The security flaw has been fixed in V8, Chrome's JavaScript engine, but the fix has not yet reached the browser's stable version --v73-- the one used by an estimated over one billion users.

CHROME'S PATCH DELAY PROBLEM
The exploit code was put together by István Kurucsai, a security researcher for Exodus Intelligence, and released today on GitHub, along with a demo video (see above).

The reason why the researcher published this proof-of-concept exploit code was to highlight a glaring hole in Google's patching process, which allows for a small interval of time during which attackers can develop Chrome exploits and launch attacks on users.

This gap comes from Chrome's IT supply chain, which involves importing and testing code from different open source projects.

In this case, Google engineers fixed a V8 security issue on March 18, which it later become public in the V8 project's changelog and source code, but had yet to reach the Chrome Stable release.

This patch is currently traveling the Chrome assembly line, which involves being integrated into the Chromium open-source browser project, and then integrated into the Chrome codebase, and then tested in Chrome Canary and Chrome Beta releases before reaching the final Stable branch in the form of a patch.

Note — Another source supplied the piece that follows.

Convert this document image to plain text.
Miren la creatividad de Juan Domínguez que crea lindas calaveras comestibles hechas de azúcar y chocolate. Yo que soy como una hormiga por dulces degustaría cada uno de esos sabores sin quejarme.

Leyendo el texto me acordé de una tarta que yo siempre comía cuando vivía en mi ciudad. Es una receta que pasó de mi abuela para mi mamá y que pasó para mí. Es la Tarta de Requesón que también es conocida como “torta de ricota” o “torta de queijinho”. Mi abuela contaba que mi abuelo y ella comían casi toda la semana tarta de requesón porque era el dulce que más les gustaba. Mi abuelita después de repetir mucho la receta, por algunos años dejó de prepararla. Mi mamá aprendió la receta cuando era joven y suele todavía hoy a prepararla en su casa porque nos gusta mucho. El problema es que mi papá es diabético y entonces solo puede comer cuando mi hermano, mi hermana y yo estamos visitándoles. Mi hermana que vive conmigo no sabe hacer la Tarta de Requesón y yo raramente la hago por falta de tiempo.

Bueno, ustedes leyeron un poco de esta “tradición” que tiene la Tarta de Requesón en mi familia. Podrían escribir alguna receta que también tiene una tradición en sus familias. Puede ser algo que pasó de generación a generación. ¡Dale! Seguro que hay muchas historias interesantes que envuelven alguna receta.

"As a result of its open-source development model, while security fixes are immediately visible in the source tree, they need time to be tested in the non-stable release channels of Chrome before they can be pushed out via the auto-update mechanism as part of a stable release to most of the user-base," Kurucsai said today in a report he published on the Exodus Intelligence website.

"In effect, there's a window of opportunity for attackers ranging from a couple days to weeks in which the vulnerability details are practically public yet most of the users are vulnerable and cannot obtain a patch," he added.